Blick in eine wechselvolle Geschichte - als alle Ehrenbürger evangelisch waren.
Tettnang und seine Pfingstweide“ ist am Freitagabend gleich das Thema von drei Vorträgen im Bacchussal des Neuen Schlosses gewesen, zu dem die Diakonie im Reformationsjahr eingeladen hatte. Dabei unternahm Gisbert Hoffmann Vorsitzender des Förderkreises Heimatkunde, eine Zeitreise durch die wechselvolle Geschichte des Hauses, und Angelika Barth, Stadtarchivarin i.R., begab sich auf die spannende Spurensuche der Protestanten (Evangelen) in der Stadt. Über die Pläne der Pfingstweid informierte der pädagogische Geschäftsführer Lars Kehling.
Der Bacchussaal war gut besetzt, als das Duo Rösler & Beck mit Stimme und Gitarre den einfühlsamen Auftakt gestaltete und Gisbert Hoffmann an die Pfingstweide erinnerte, wie die Einrichtung ab dem Jahr 1845 hieß. Im Auftrag des Missionshauses St. Chrischona in Basel erwarb der Basler Bankier Sittler einst das bankrotte Haus, ehe es zuerst Missionsstation, später dann Kinderrettungsstation, Missionsschule, ein Heim für Wandergesellen und Heilanstalt für Epileptiker wurde.
Düstere Zeiten und spätere Integration
Gisbert Hoffmann erinnerte an die Kriegszeit von 1914 bis 1918, als die Landwirtschaft dort besonders wichtig war. Ein weiteres Thema war die Zeit des Nationalsozialismus mit dem Gesetz „zur Verhütung des erkrankten Nachwuchses“, der anlaufenden Euthanasie sowie der Zeit des „Grauen Busses“ nach Grafeneck, wo 10 654 geistig behinderte und psychisch kranke Menschen getötet wurden. Immer mehr wurde die Pfingstweid später integraler Bestandteil der Stadt Tettnang, die seit 2013 an mittlerweile sieben Standorten im Bodenseekreis mit ihrem sozialen Engagement wirkt. Zentrales Thema war immer der Mensch.

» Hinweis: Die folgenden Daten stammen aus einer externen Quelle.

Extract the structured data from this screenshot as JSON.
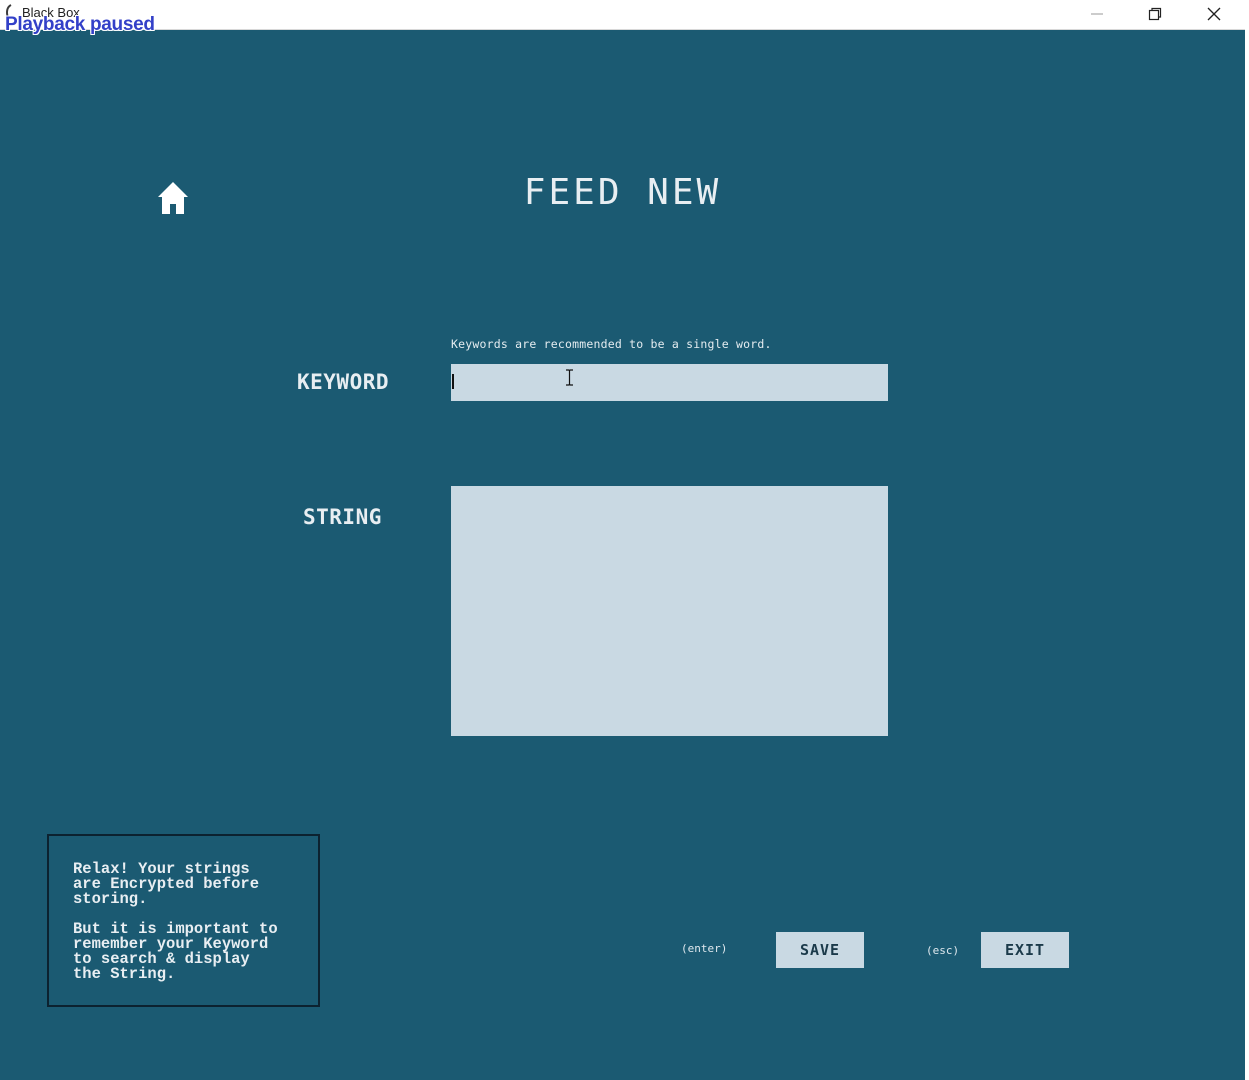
{
  "window": {
    "title": "Black Box",
    "overlay_text": "Playback paused"
  },
  "page": {
    "title": "FEED NEW",
    "home_icon": "home-icon"
  },
  "form": {
    "keyword_hint": "Keywords are recommended to be a single word.",
    "keyword_label": "KEYWORD",
    "keyword_value": "",
    "string_label": "STRING",
    "string_value": ""
  },
  "info": {
    "line1": "Relax! Your strings\nare Encrypted before\nstoring.",
    "line2": "But it is important to\nremember your Keyword\nto search & display\nthe String."
  },
  "actions": {
    "save_shortcut": "(enter)",
    "save_label": "SAVE",
    "exit_shortcut": "(esc)",
    "exit_label": "EXIT"
  },
  "colors": {
    "background": "#1b5a72",
    "field": "#c9d9e3",
    "text": "#e8eef2"
  }
}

Angelika Barth, ehemalige Stadtarchivarin, begab sich auf Spurensuche der Protestanten in Tettnang und blickte zurück bis ins Jahr der Kirchenspaltung im Jahr 1515, als die Grafen von Montfort die neue Lehre strikt ablehnten, Jahre später die Bauern die Abschaffung der Leibeigenschaft forderten (und erst 50 Jahre später erreichten) bis zur Zeit des Bauernjörg Georg von Waldburg.
Vom Gegeneinander zum Miteinander
Interessant auch der Sprung ins Jahr 1838, als es in Tettnang erst 27 evangelische Mitbürger gab und 1854 die Schlosskapelle – die vorher Remise war - hergerichtet wurde. Sie streifte die erste Konfessionsschule und berichtete vom ersten Lehrer in der Stadt, in die ab 1946 viele Flüchtlinge kamen und die im Jahr 1950 bereits 5300 und 1961 dann 7400 Einwohner hatte, und: dass die drei Ehrenbürger allesamt evangelisch waren. Meilenstein für die Kirchengemeinde war der Bau des Gemeindezentrums in den 1960er Jahren. Vom einstigen Gegeneinander der Konfessionen war es zum Nebeneinander und heutigen Miteinander gekommen.
Ein Erbe, das man bewahren müsse, nannte Geschäftsführer Lars Kehling die lange Geschichte der heutigen Diakonie Pfingstweid. Unter der Überschrift „Leben am Ort – ein Ort zum Leben“, gab er einen Einblick in die Pläne der Diakonie, die heute 513 Plätze bietet und das Ziel der Umwandlung und Verkleinerung des Zentralstandortes verfolgt. Geplant sind baulich drei Ersatzneubauten am zentralen Standort bis 2030 für Menschen mit Pflegebedarf, um für sie einen adäquaten Lebensraum in würdevollen Wohnformen zu schaffen. Dazu gehören zeitgemäße Begegnungsmöglichkeiten und zentrale Versorgungsangebote. „Viele wollen gar nicht weg und haben ihre Heimat hier“, erlebt Kehling, der betonte, den Standort sanieren und fit machen zu wollen. Mit der Stadt sei man in guten Gesprächen, lobte er das entsprechende Miteinander.